Arizona Assault Rifle Purchase By Giffords’ Husband Triggers Outcry

PHOENIX (Reuters) —

The husband of Gabrielle Giffords, who with his wife is a top campaigner for curbs to military-style weapon ownership, has drawn criticism for buying an assault rifle in Arizona, a purchase he said meant to highlight the need for gun control.

Former astronaut Mark Kelly, who with Giffords founded a new lobbying group this year to curb gun violence, said it took only “a matter of minutes” to complete the background check for the AR-15 assault weapon he purchased at a gun shop in Tucson.

“Scary to think of people buying guns like these without a background check at a gun show or the internet,” he wrote in a posting on an online posting. “We really need to close the gun show and private seller loop hole.”

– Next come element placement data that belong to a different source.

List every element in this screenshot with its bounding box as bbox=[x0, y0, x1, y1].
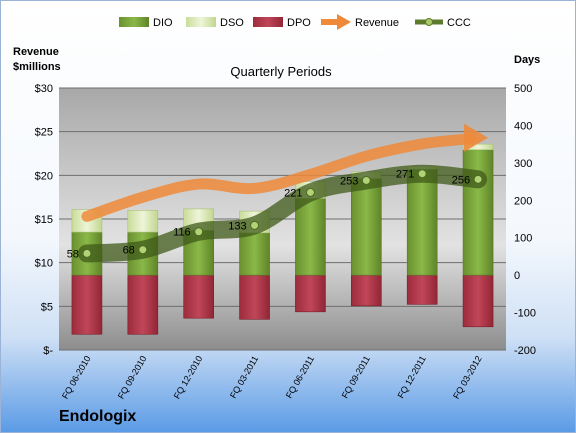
bar-dpo bbox=[295, 274, 326, 313]
right-tick-label: 500 bbox=[514, 83, 532, 95]
ccc-data-label: 271 bbox=[396, 169, 414, 181]
revenue-line bbox=[81, 133, 476, 222]
right-tick-label: 300 bbox=[514, 158, 532, 170]
left-tick-label: $30 bbox=[35, 83, 53, 95]
ccc-point bbox=[361, 175, 371, 185]
right-tick-label: -100 bbox=[514, 308, 536, 320]
x-axis: FQ 06-2010 FQ 09-2010 FQ 12-2010 FQ 03-2011… bbox=[60, 354, 484, 401]
bar-dpo bbox=[406, 274, 438, 305]
legend-label-dio: DIO bbox=[153, 17, 173, 29]
bar-dio bbox=[406, 168, 438, 276]
bar-dpo bbox=[183, 274, 214, 319]
right-axis-title: Days bbox=[514, 54, 540, 66]
x-tick-label: FQ 03-2012 bbox=[451, 354, 484, 401]
x-tick-label: FQ 09-2011 bbox=[340, 354, 372, 400]
right-axis: -200 -100 0 100 200 300 400 500 bbox=[514, 83, 536, 357]
bar-dpo bbox=[71, 274, 103, 335]
left-tick-label: $5 bbox=[41, 301, 53, 313]
bar-dio bbox=[239, 232, 270, 276]
revenue-series bbox=[81, 123, 489, 222]
ccc-data-label: 58 bbox=[67, 248, 79, 260]
left-axis-title-line1: Revenue bbox=[13, 46, 59, 58]
right-tick-label: 0 bbox=[514, 270, 520, 282]
bar-dpo bbox=[239, 274, 270, 320]
left-tick-label: $25 bbox=[35, 127, 53, 139]
bar-dso bbox=[462, 143, 494, 151]
bar-dpo bbox=[462, 274, 494, 328]
x-tick-label: FQ 12-2011 bbox=[396, 354, 428, 400]
company-name: Endologix bbox=[59, 408, 136, 425]
bar-dio bbox=[351, 178, 382, 276]
ccc-point bbox=[473, 174, 483, 184]
legend-label-dpo: DPO bbox=[287, 17, 311, 29]
bar-dpo bbox=[127, 274, 159, 335]
left-tick-label: $15 bbox=[35, 214, 53, 226]
ccc-data-label: 256 bbox=[452, 174, 470, 186]
bar-dpo bbox=[351, 274, 382, 307]
revenue-arrowhead bbox=[464, 123, 489, 152]
ccc-data-label: 221 bbox=[284, 187, 302, 199]
legend: DIO DSO DPO Revenue CCC bbox=[119, 14, 471, 30]
legend-swatch-dpo bbox=[253, 17, 283, 27]
ccc-point bbox=[417, 169, 427, 179]
legend-swatch-ccc bbox=[415, 18, 443, 26]
right-tick-label: 200 bbox=[514, 195, 532, 207]
ccc-point bbox=[82, 248, 92, 258]
right-tick-label: 100 bbox=[514, 233, 532, 245]
ccc-point bbox=[138, 245, 148, 255]
legend-label-revenue: Revenue bbox=[355, 17, 399, 29]
chart-title: Quarterly Periods bbox=[230, 64, 332, 79]
ccc-data-label: 116 bbox=[173, 227, 191, 239]
right-tick-label: 400 bbox=[514, 120, 532, 132]
bars bbox=[71, 143, 494, 335]
legend-swatch-revenue bbox=[321, 14, 351, 30]
legend-label-dso: DSO bbox=[220, 17, 244, 29]
x-tick-label: FQ 12-2010 bbox=[172, 354, 205, 401]
legend-swatch-dso bbox=[186, 17, 216, 27]
right-tick-label: -200 bbox=[514, 345, 536, 357]
ccc-line bbox=[77, 164, 488, 263]
ccc-point bbox=[250, 220, 260, 230]
legend-label-ccc: CCC bbox=[447, 17, 471, 29]
x-tick-label: FQ 06-2010 bbox=[60, 354, 93, 401]
ccc-series: 58 68 116 133 221 253 271 256 bbox=[67, 164, 488, 263]
ccc-point bbox=[305, 187, 315, 197]
ccc-point bbox=[194, 227, 204, 237]
x-tick-label: FQ 03-2011 bbox=[228, 354, 260, 400]
left-axis-title-line2: $millions bbox=[13, 61, 61, 73]
left-tick-label: $10 bbox=[35, 258, 53, 270]
legend-swatch-dio bbox=[119, 17, 149, 27]
bar-dso bbox=[127, 210, 159, 233]
x-tick-label: FQ 09-2010 bbox=[116, 354, 149, 401]
ccc-data-label: 133 bbox=[228, 220, 246, 232]
left-tick-label: $- bbox=[43, 345, 53, 357]
bar-dio bbox=[295, 198, 326, 276]
ccc-data-label: 253 bbox=[340, 175, 358, 187]
left-tick-label: $20 bbox=[35, 170, 53, 182]
bar-dio bbox=[462, 149, 494, 276]
x-tick-label: FQ 06-2011 bbox=[284, 354, 316, 400]
ccc-data-label: 68 bbox=[123, 245, 135, 257]
left-axis: $- $5 $10 $15 $20 $25 $30 bbox=[35, 83, 54, 357]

News of his purchase was quickly met with stinging rebukes from gun rights supporters on social media, who called Kelly a hypocrite for buying the gun in the first place.

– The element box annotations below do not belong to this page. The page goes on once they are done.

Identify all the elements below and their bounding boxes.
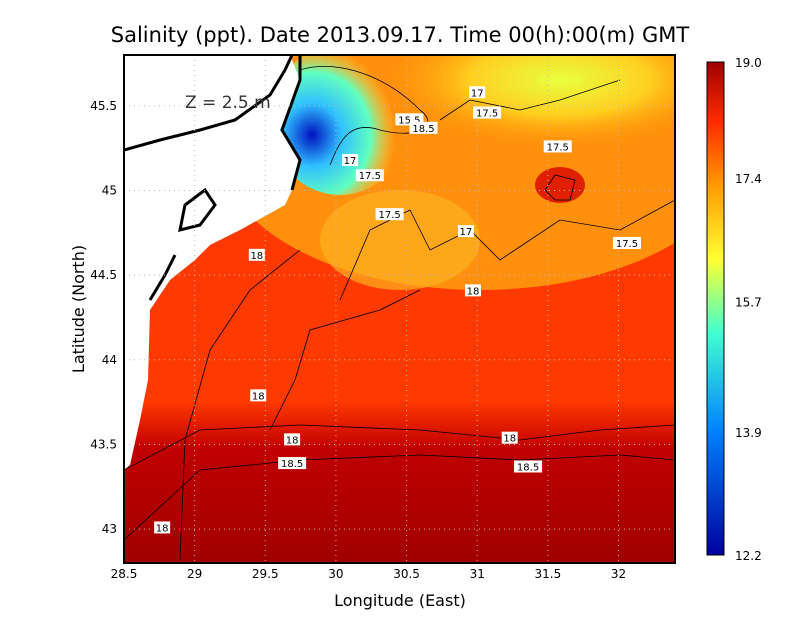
contour-label: 17.5 bbox=[547, 142, 569, 153]
contour-label: 18 bbox=[250, 251, 263, 262]
contour-label: 18 bbox=[286, 435, 299, 446]
x-tick-label: 28.5 bbox=[111, 567, 138, 581]
y-tick-label: 44 bbox=[102, 353, 117, 367]
depth-label: Z = 2.5 m bbox=[185, 93, 271, 113]
x-axis-label: Longitude (East) bbox=[334, 591, 466, 610]
y-tick-label: 43 bbox=[102, 522, 117, 536]
contour-label: 17.5 bbox=[359, 171, 381, 182]
colorbar-tick-label: 13.9 bbox=[735, 426, 762, 440]
coastline bbox=[124, 55, 302, 301]
colorbar bbox=[706, 61, 725, 556]
colorbar-tick-label: 19.0 bbox=[735, 56, 762, 70]
contour-label: 17 bbox=[460, 227, 473, 238]
contour-label-bg bbox=[409, 121, 438, 134]
colorbar-tick-label: 17.4 bbox=[735, 172, 762, 186]
x-axis-ticks: 28.5 29 29.5 30 30.5 31 31.5 32 bbox=[111, 567, 626, 581]
contour-line-18 bbox=[124, 424, 675, 471]
contour-labels: 1717.515.518.517.51717.517.51717.5181818… bbox=[154, 86, 641, 534]
contour-label-bg bbox=[284, 433, 301, 446]
contour-label: 18 bbox=[252, 391, 265, 402]
contour-label-bg bbox=[612, 236, 641, 249]
y-tick-label: 44.5 bbox=[90, 268, 117, 282]
x-tick-label: 31 bbox=[470, 567, 485, 581]
y-tick-label: 45.5 bbox=[90, 99, 117, 113]
contour-label-bg bbox=[355, 169, 384, 182]
field-south-band bbox=[124, 400, 675, 563]
y-axis-ticks: 43 43.5 44 44.5 45 45.5 bbox=[90, 99, 117, 536]
contour-label: 17 bbox=[471, 88, 484, 99]
contour-label-bg bbox=[464, 284, 481, 297]
colorbar-ticks: 19.0 17.4 15.7 13.9 12.2 bbox=[735, 56, 762, 563]
contour-lines bbox=[124, 66, 675, 561]
y-tick-label: 45 bbox=[102, 183, 117, 197]
contour-label: 15.5 bbox=[398, 115, 420, 126]
x-tick-label: 31.5 bbox=[534, 567, 561, 581]
x-tick-label: 32 bbox=[611, 567, 626, 581]
field-yellow-north bbox=[380, 55, 675, 150]
contour-label: 18 bbox=[156, 523, 169, 534]
contour-label-bg bbox=[278, 457, 307, 470]
contour-line-18-mid bbox=[269, 289, 421, 431]
colorbar-tick-label: 15.7 bbox=[735, 295, 762, 309]
contour-label: 18.5 bbox=[412, 124, 434, 135]
field-yellow-mid bbox=[320, 190, 480, 290]
salinity-field: 1717.515.518.517.51717.517.51717.5181818… bbox=[124, 55, 675, 563]
contour-label-bg bbox=[514, 460, 543, 473]
x-tick-label: 29 bbox=[187, 567, 202, 581]
chart-title: Salinity (ppt). Date 2013.09.17. Time 00… bbox=[111, 23, 690, 47]
y-axis-label: Latitude (North) bbox=[69, 245, 88, 373]
contour-label-bg bbox=[248, 248, 265, 261]
contour-label-bg bbox=[250, 389, 267, 402]
contour-label: 18 bbox=[467, 286, 480, 297]
contour-label-bg bbox=[342, 153, 359, 166]
land-area bbox=[124, 55, 300, 470]
contour-label-bg bbox=[375, 208, 404, 221]
x-tick-label: 30 bbox=[328, 567, 343, 581]
contour-label-bg bbox=[543, 140, 572, 153]
contour-label: 17.5 bbox=[476, 109, 498, 120]
contour-label: 17.5 bbox=[616, 239, 638, 250]
contour-label-bg bbox=[473, 106, 502, 119]
contour-line-18-west bbox=[179, 249, 301, 561]
contour-line-17 bbox=[439, 79, 621, 121]
contour-label-bg bbox=[501, 431, 518, 444]
x-tick-label: 30.5 bbox=[393, 567, 420, 581]
colorbar-tick-label: 12.2 bbox=[735, 549, 762, 563]
gridlines bbox=[124, 55, 675, 563]
plot-frame bbox=[123, 54, 676, 564]
x-tick-label: 29.5 bbox=[252, 567, 279, 581]
field-red-eddy bbox=[535, 167, 585, 203]
contour-line-18-5 bbox=[124, 454, 675, 541]
contour-label: 18 bbox=[503, 434, 516, 445]
contour-label-bg bbox=[457, 225, 474, 238]
contour-label: 18.5 bbox=[517, 462, 539, 473]
contour-label: 17.5 bbox=[378, 210, 400, 221]
contour-label-bg bbox=[154, 521, 171, 534]
contour-label: 18.5 bbox=[281, 459, 303, 470]
field-low-salinity-plume bbox=[270, 55, 410, 195]
contour-label: 17 bbox=[344, 156, 357, 167]
contour-label-bg bbox=[469, 86, 486, 99]
contour-line-eddy bbox=[544, 174, 576, 201]
y-tick-label: 43.5 bbox=[90, 437, 117, 451]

“What a two faced coward you are Kelly —` it’s ok for you to own one and protect your family but not the rest of us?” one online poster wrote.

The group founded by Kelly and Giffords, Americans for Responsible Solutions, is pushing for a ban on high-powered semiautomatic weapons like the AR-15 rifle that he bought, as well as high-capacity magazines.

Giffords was shot through the head in January 2008 when a gunman opened fire on a constituent event in Tucson, killing six people and wounding a dozen others. She stepped down from Congress a year later to focus on her recovery.

She and Kelly launched their gun control campaign in the wake of an assault rifle attack on a Connecticut school in December that killed 26 people, including 20 elementary school children.

Kelly could not be reached for comment on Tuesday. He told CNN that he made the purchase to have “first-hand knowledge” about buying such a weapon.

“For a weapon that’s so deadly and really designed for the military, especially with the high-capacity magazines, it is a pretty easy thing to do, even with a background check,” he told CNN’s Wolf Blitzer.